Announcing today for an October 28th release on Friends of Friends, We Will Live On is the new album from Emmy Award winning producer/composer Deru aka Benjamin Wynn. Written with the backdrop of news about the worsening climate crisis and pandemic isolation, made themes of legacy, loneliness, helplessness, love and hope emerge. The title, We Will Live On, is meant as a question. Will we? And if so, in what way? Will this outlive me? Will technology outlive all of us?

The new album was created with a Disklavier; an acoustic piano outfitted with solenoids that allowed it to be digitally controlled. It was accompanied by custom made software by Deru himself to sequence it. This results in the piano appearing to play itself.

Technology seemingly embedded with humanity. Beauty in the face of fear. Art to fill the void. The piano playing in an empty room. The piano man nowhere to be found.

The first single, “The Way Through the Forest,” cycles through repeating phrases as the piano overloads with data and clacks in the background.

A piano under digital control opens up new playing styles, idiosyncratic to the computer itself. Phasing, density and tempo are aspects that can be explored past human playability. Music that feels both analog and digital.

The sequencer is based on geometries inside a circle. Six shapes with various numbers of sides fill a circle. A dot rotates around the circle, and as it intersects a shape a note is triggered. The note can be any pitch, duration and velocity. It can be delayed or played multiple times. The lengths of the sides of each shape can be skewed, along with their spacing to one another, thereby altering the rhythms. All of these states can be saved as presets, and morphing in-between presets allows the piano to smoothly fall out of one pattern and into another.

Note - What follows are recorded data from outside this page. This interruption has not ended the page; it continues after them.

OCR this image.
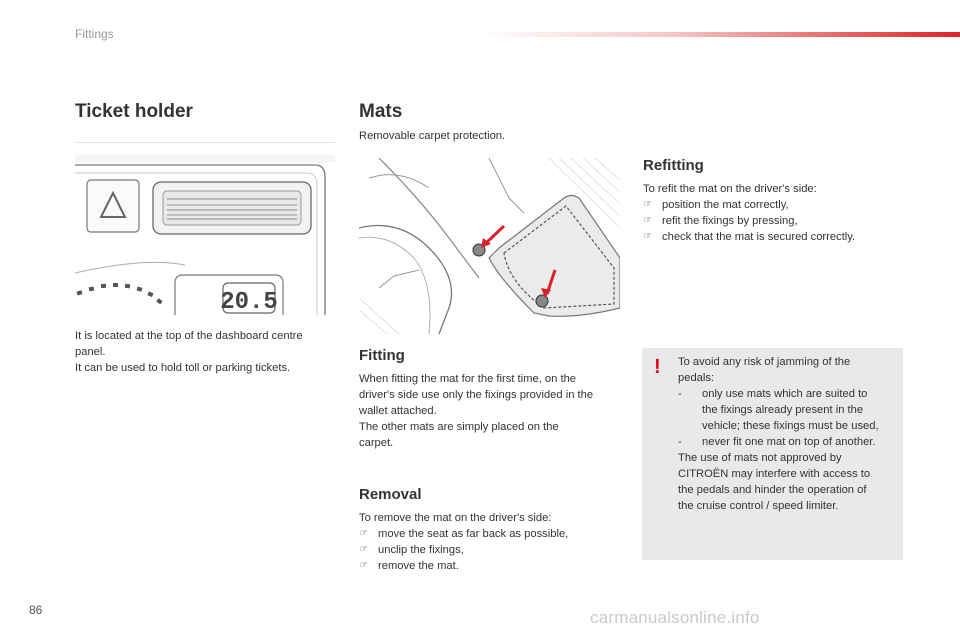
Fittings
Ticket holder
20.5

It is located at the top of the dashboard centre

panel.

It can be used to hold toll or parking tickets.

Mats

Removable carpet protection.

Fitting

When fitting the mat for the first time, on the

driver's side use only the fixings provided in the

wallet attached.

The other mats are simply placed on the

carpet.

Removal

To remove the mat on the driver's side:

☞ move the seat as far back as possible,
☞ unclip the fixings,
☞ remove the mat.
Refitting

To refit the mat on the driver's side:

☞ position the mat correctly,
☞ refit the fixings by pressing,
☞ check that the mat is secured correctly.
! To avoid any risk of jamming of the

pedals:

- only use mats which are suited to
the fixings already present in the
vehicle; these fixings must be used,
- never fit one mat on top of another.

The use of mats not approved by

CITROËN may interfere with access to

the pedals and hinder the operation of

the cruise control / speed limiter.

86	carmanualsonline.info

Patterns based on geometries ::

Because these patterns are based on geometries and not equal divisions of a measure, they are not metric, like most of western music. The result are patterns that have structure and groove, yet sound somehow other. Because the sequencer can morph presets, the patterns are malleable between states of order and disarray, which become another compositional aspect to explore.

Elsewhere on the album, the phrasing in “Incremental Loss” becomes more and more lost in a fog as the prepared piano sounds like pizzicato strings and “The Return” ends in a wash that fades into a landscape full of nothing but birds and wind, as if the listener walked out of the warehouse housing the piano.

Once the music was written, the recordings were taken to an abandoned missile silo outside of Los Angeles and re-recorded. The howling winds and reverberations can be heard throughout the record, placing the piano in a space that suggests it’s playing for an empty room.

Deru :: We Will Live On (track list) ::
The Way Through The Forest
The Wind
We’re Not Needed
The Dirt
To Quiet The Voices
The Rain
Incremental Loss
The Ash
We Will Disappear
The Return

We Will Live On is available on Friends of Friends on October 28, 2022.